Seit Juni setzt Luxemburg die EU-Initiative Jugendgarantie um. Stellensuchenden unter 25 Jahr soll innerhalb von vier Monaten eine Arbeit, eine Lehrstelle oder ein Weiterbildungsangebot vorliegen. Luxemburg ist eines von 20 EU-Ländern, die sich der Initiative der EU-Kommission angeschlossen haben. Die EU machte dafür sechs Milliarden Euro locker. 1,1 Milliarden Euro wurden bereits Italien gebilligt, 432 Millionen Euro Frankreich. Luxemburg geht leer aus. Die Jugendgarantie ist eines der Themen des EU-Gipfeltreffens der EU-Staats- und Regierungschefs am Mittwoch in Mailand.
Erste Schlussfolgerungen aus der Jugendgarantie in Luxemburg will Beschäftigungsminister Nicolas Schmit (LSAP) nicht ziehen. Es sei noch verfrüht. Doch die Adem impliziere sich sehr stark. Im Vergleich zu anderen EU-Ländern sei die Jugendarbeitslosigkeit in Luxemburg jedoch nicht explodiert, betont Schmit, auch wenn sie sich auf relativ hohem Niveau stabilisiert hat.
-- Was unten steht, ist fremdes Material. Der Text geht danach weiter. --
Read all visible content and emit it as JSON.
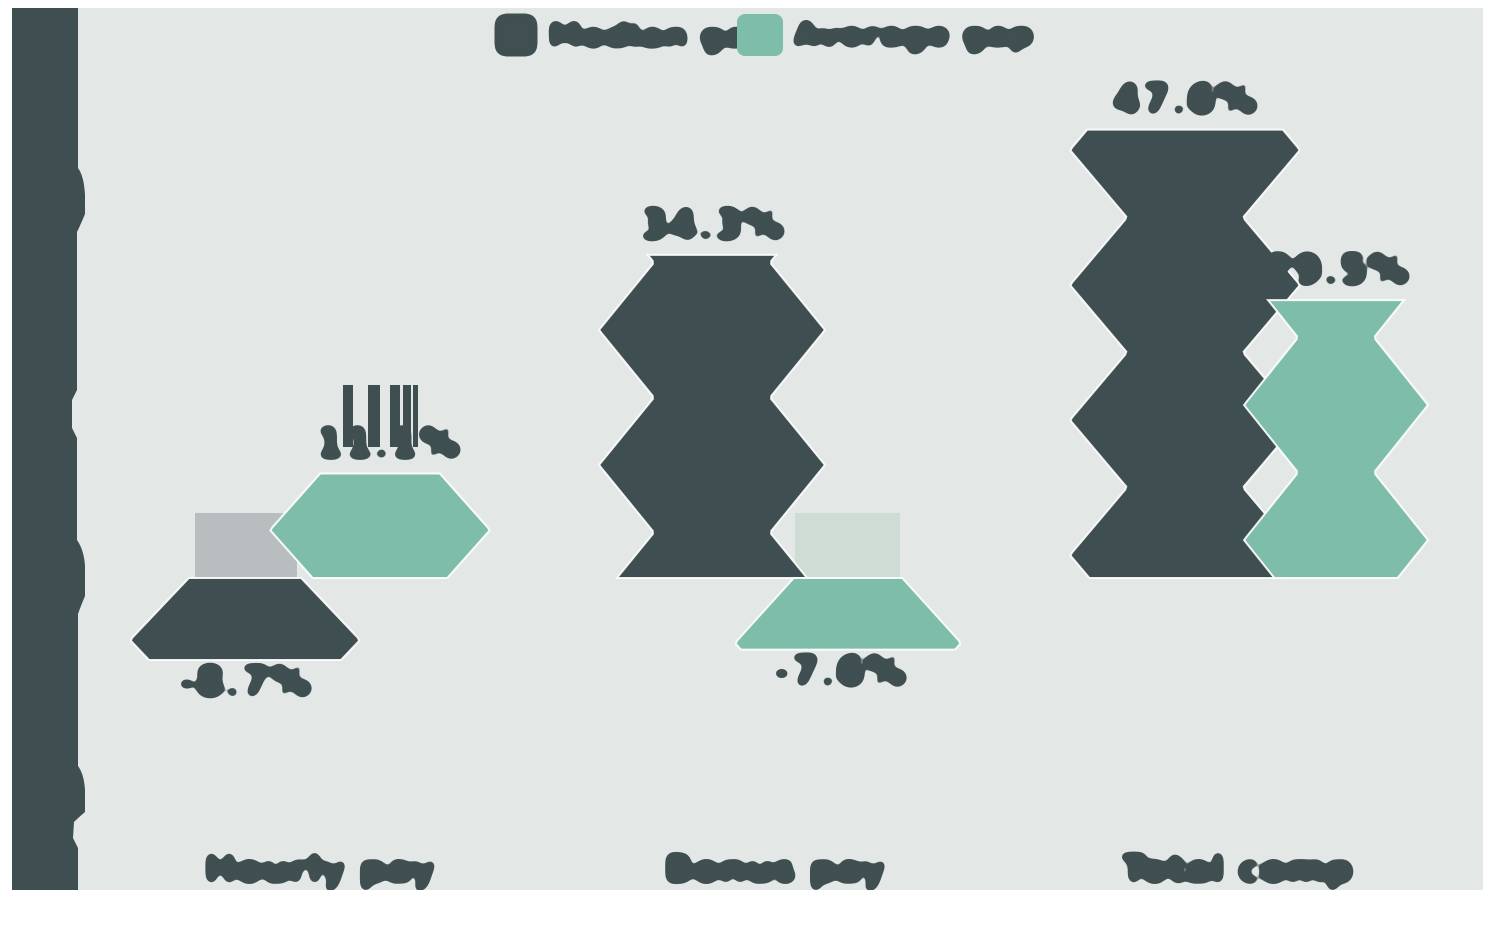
{
  "canvas": {
    "background": "#e3e8e6",
    "page_background": "#ffffff"
  },
  "colors": {
    "dark": "#3f4f51",
    "teal": "#7fbdab",
    "gray_block": "#b8bec0",
    "pale_block": "#cfdcd6",
    "axis_band": "#3f4f51"
  },
  "legend": {
    "position": "top-center",
    "items": [
      {
        "label": "Median gap",
        "color": "#3f4f51"
      },
      {
        "label": "Average gap",
        "color": "#7fbdab"
      }
    ]
  },
  "chart_data": {
    "type": "bar",
    "title": "",
    "xlabel": "",
    "ylabel": "",
    "categories": [
      "Hourly pay",
      "Bonus pay",
      "Total comp"
    ],
    "series": [
      {
        "name": "Median gap",
        "color": "#3f4f51",
        "values": [
          -8.7,
          34.3,
          47.6
        ],
        "labels": [
          "-8.7%",
          "34.3%",
          "47.6%"
        ]
      },
      {
        "name": "Average gap",
        "color": "#7fbdab",
        "values": [
          11.1,
          -7.6,
          29.5
        ],
        "labels": [
          "11.1%",
          "-7.6%",
          "29.5%"
        ]
      }
    ],
    "ylim": [
      -27,
      58
    ],
    "baseline": 0,
    "grid": false,
    "legend_position": "top-center"
  }
}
Jugendgarantie löst die Probleme nicht
Trotz aller Bemühungen, jungen Menschen eine Alternative anzubieten, mit der Jugendgarantie allein sei das Problem Jugendarbeitslosigkeit nicht zu lösen, so Schmit am Mittwoch gegenüber Tageblatt.lu. Und das nicht nur in Luxemburg sondern EU-weit. «Die Jugendarbeitslosigkeit wird nicht mit der Jugendgarantie gelöst», sagt er. Keine allzu große Erwartungen setzt an den Beschäftigungsgipfel am Mittwoch in Mailand. Das war übrigens bereits bei den Vorgängertreffen im Juli bzw. November 2013 in Berlin und Paris der Fall gewesen.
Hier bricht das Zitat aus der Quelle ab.